Some of the changes are more difficult to specifically characterize. There is a different feel to the air, not entirely related to an overall fall in humidity. A few weeks ago on a usual August day of heat and humidity, a wind blew up that was gusty and intense, generating swirling little tornadoes of dry leaves rising and falling above the pavement. It was an undeniable Fall wind. The prevailing sound on our porch has evolved from birdsong to competing Cicadas, perhaps a complaint about having to repeatedly split out of their skin and start over. Nuthatches are more obvious, and Cardinals still call imperially, but I have not heard a Thrush or a Towhee is quite some time. (No Juncos yet- winter is still on hold).
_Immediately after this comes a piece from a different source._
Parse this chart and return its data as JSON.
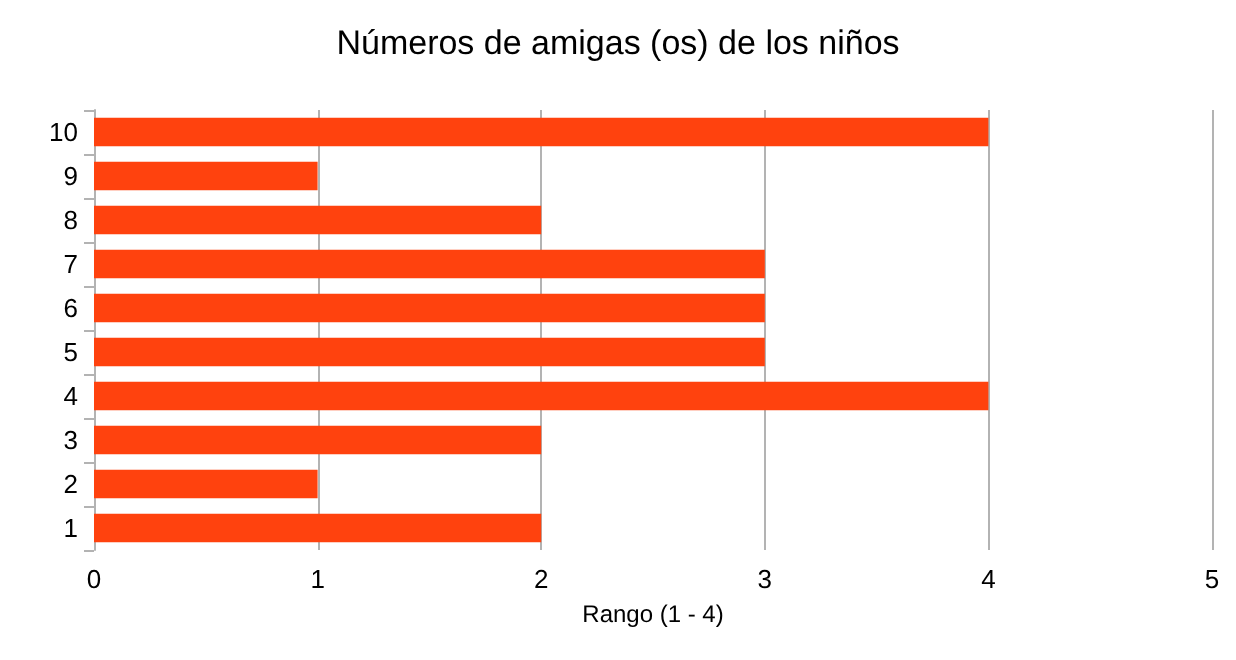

I am a bit surprised that the Hummingbirds are still around, and find myself thinking this sighting may be the last until next year.
Surfers are excited about the return of Hurricane Season. (Nothing like a storm, preferably offshore and destined for somewhere else, to generate rideable excitement.) The Sun is lower in the sky, obvious as the rays of early morning and late afternoon shine directly into your eyes as you drive. It is not yet cold enough to force the top closed on the convertable, so each day remembering to put a baseball cap in the car is added to the mental to do list, then forgotten before arriving in the driveway.
Sounds seem to carry further, even though the trees still wear their uniforms of leaves. Distant crows caw importantly. The canine chorus from the nearby Dog Park perks the ears of our 2 member Home Yard Security team. Traffic on neighborhood streets announces itself with a gathering rush of air. Not-so-near neighbors with blowers wage unwinnable contests with falling leaves attempting to sully the uniform green of their lawns. I watch and listen for the undulating V’s of Canada Geese, calling to one another with shared stories of misbehaving goslings and summer feasts.
The color of the sky changes, becoming a clear, often cloud-free blue that is somehow more crystalline; polished and shining with an intensity that is lacking in the earlier days of summer. Tens of thousands of feet away, aircraft appear with an immediacy that invites the attempt to identify the airline and perhaps wave to the grandmother looking out of the second window after the wing.
Chrysanthemums magically appear before every grocery store, waiting for transport home. Necessary items to celebrate Halloween (nearly 2 months away) and especially Christmas (4 months) appear in department stores. The aromas of Cider and Hot Chocolate cannot be far away.
It is a charmed time, but a brief one. At least in Raleigh, the end of Fall occurs abruptly. Year after year, the first really cold day of the year blows in during the week of the North Carolina State Fair, often accompanied by a wet foretaste of dreary winter rains. This emphatic punctuation mark occurs this year from Oct 15-25 . You can write that on your calendars- in ink!